Remarkably, given the challenges, Cowan reports, “planting in Ukraine is well underway and starting to wrap up in some regions.” Even in regions where there is conflict, some seeding has gone forward.
The big driver in the shift away from corn is the lack of access to fertilizer.
According to Harry, who before COVID-19 typically visited Ukraine four times per year, “the bigger players that I deal with, they all brought in their inputs last fall,” so they generally have enough in storage to get themselves through this growing year. But these larger operators often sell inputs to the smaller farmers, and there isn’t enough inventory in the country to supply all the smaller farmers.
A secondary driver in shifting cropping decisions is a concern about logistics at harvest.
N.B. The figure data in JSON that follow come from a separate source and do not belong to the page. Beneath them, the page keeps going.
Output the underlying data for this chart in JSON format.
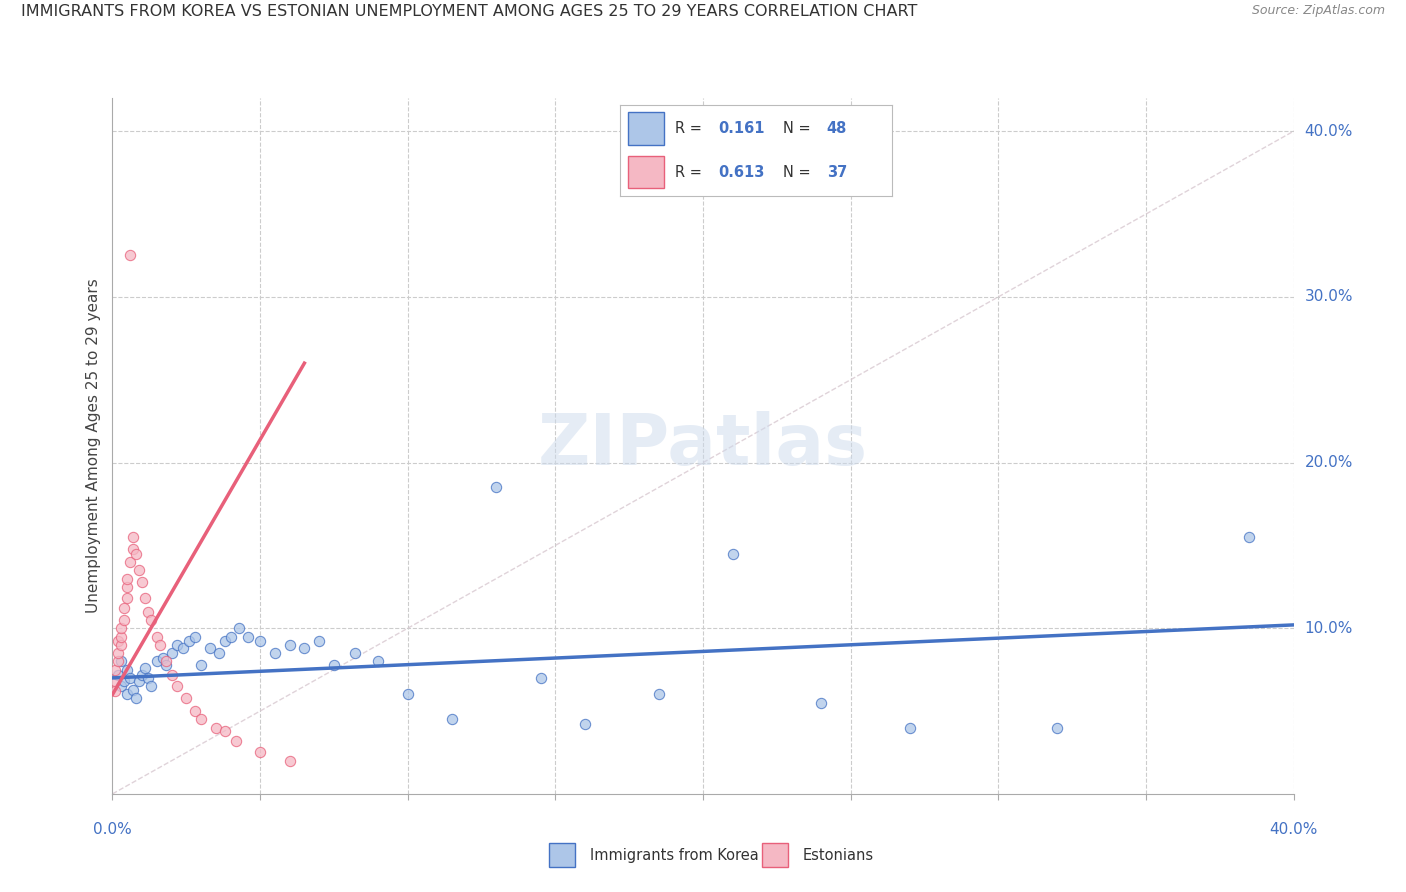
{
  "title": "IMMIGRANTS FROM KOREA VS ESTONIAN UNEMPLOYMENT AMONG AGES 25 TO 29 YEARS CORRELATION CHART",
  "source": "Source: ZipAtlas.com",
  "ylabel": "Unemployment Among Ages 25 to 29 years",
  "r_blue": "0.161",
  "n_blue": "48",
  "r_pink": "0.613",
  "n_pink": "37",
  "blue_fill": "#adc6e8",
  "blue_edge": "#4472c4",
  "pink_fill": "#f5b8c4",
  "pink_edge": "#e8607a",
  "blue_line": "#4472c4",
  "pink_line": "#e8607a",
  "diag_line": "#d8c8d0",
  "grid_color": "#cccccc",
  "label_color": "#4472c4",
  "text_color": "#444444",
  "watermark_color": "#ccdaec",
  "xlim": [
    0.0,
    0.4
  ],
  "ylim": [
    0.0,
    0.42
  ],
  "blue_x": [
    0.002,
    0.003,
    0.003,
    0.004,
    0.005,
    0.005,
    0.006,
    0.007,
    0.008,
    0.009,
    0.01,
    0.011,
    0.012,
    0.013,
    0.015,
    0.017,
    0.018,
    0.02,
    0.022,
    0.024,
    0.026,
    0.028,
    0.03,
    0.033,
    0.036,
    0.038,
    0.04,
    0.043,
    0.046,
    0.05,
    0.055,
    0.06,
    0.065,
    0.07,
    0.075,
    0.082,
    0.09,
    0.1,
    0.115,
    0.13,
    0.145,
    0.16,
    0.185,
    0.21,
    0.24,
    0.27,
    0.32,
    0.385
  ],
  "blue_y": [
    0.072,
    0.065,
    0.08,
    0.068,
    0.075,
    0.06,
    0.07,
    0.063,
    0.058,
    0.068,
    0.072,
    0.076,
    0.07,
    0.065,
    0.08,
    0.082,
    0.078,
    0.085,
    0.09,
    0.088,
    0.092,
    0.095,
    0.078,
    0.088,
    0.085,
    0.092,
    0.095,
    0.1,
    0.095,
    0.092,
    0.085,
    0.09,
    0.088,
    0.092,
    0.078,
    0.085,
    0.08,
    0.06,
    0.045,
    0.185,
    0.07,
    0.042,
    0.06,
    0.145,
    0.055,
    0.04,
    0.04,
    0.155
  ],
  "pink_x": [
    0.001,
    0.001,
    0.001,
    0.002,
    0.002,
    0.002,
    0.003,
    0.003,
    0.003,
    0.004,
    0.004,
    0.005,
    0.005,
    0.005,
    0.006,
    0.006,
    0.007,
    0.007,
    0.008,
    0.009,
    0.01,
    0.011,
    0.012,
    0.013,
    0.015,
    0.016,
    0.018,
    0.02,
    0.022,
    0.025,
    0.028,
    0.03,
    0.035,
    0.038,
    0.042,
    0.05,
    0.06
  ],
  "pink_y": [
    0.068,
    0.075,
    0.062,
    0.08,
    0.085,
    0.092,
    0.09,
    0.095,
    0.1,
    0.105,
    0.112,
    0.118,
    0.125,
    0.13,
    0.325,
    0.14,
    0.148,
    0.155,
    0.145,
    0.135,
    0.128,
    0.118,
    0.11,
    0.105,
    0.095,
    0.09,
    0.08,
    0.072,
    0.065,
    0.058,
    0.05,
    0.045,
    0.04,
    0.038,
    0.032,
    0.025,
    0.02
  ],
  "blue_trend_x": [
    0.0,
    0.4
  ],
  "blue_trend_y": [
    0.07,
    0.102
  ],
  "pink_trend_x": [
    0.0,
    0.065
  ],
  "pink_trend_y": [
    0.06,
    0.26
  ]
}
Cowan says an existing rail line, which had not generally been used to haul agricultural commodities, is now in use moving some grain into western Europe. “They are prioritizing rail for grain.” But it’s just a trickle compared to what was formerly loaded out of Black Sea ports.
“Fuel shortages are a challenge; crop protection shortages are a challenge,” she says. The most recent estimate is that the country’s farm sector has about 75 per cent of its 2022 crop protection requirements. That was a big jump, though, over the estimate Cowan heard previously. A ship destined for Ukraine but trapped in Turkey eventually had product off-loaded and brought overland.
Labour shortages are also a challenge. Food production workers are exempt from military service but many chose to serve anyway.
Infrastructure damage is a factor. One farmer hosting research plots for CanGro has reverted to the core aspects of his farming business and cut back on total plantings from 60,000 hectares to 40,000 hectares. It doesn’t make sense to transport equipment and inputs to farms that are further away; in some cases, road damage means they simply can’t get to the farms.
“Some farmers have chosen not to plant,” added Cowan. “They have full storage bins and they don’t want to grow a new crop and have no place for it to go.”
Finally, after COVID, Harry was looking forward to travelling again to Ukraine and Russia. Even before this most recent invasion, relations were tenuous between the two nations – a fact not lost on Harry.
CanGro’s Russian customer lives only about four hours away by vehicle from his Ukrainian counterparts. But when Harry first suggested to the Ukrainians that he drive across the border, laughter was the response. Since Russia’s 2014 military annexation of the Ukrainian-held Crimean peninsula, civilian border-crossing has been non-existent.
Instead, the journey to the Russian customer included a combination of flights and took 24 hours to complete.
Harry yearns for a day when farmers on both sides of the border can return to simply worrying about the weather and which crop pests will threaten this year. The Russians, he noted, “are good people. We have a lot of trust in them and faith in them.”
And Ukraine “is a beautiful country. Beautiful history and beautiful cities. I just don’t even want to think about what has been done to it.”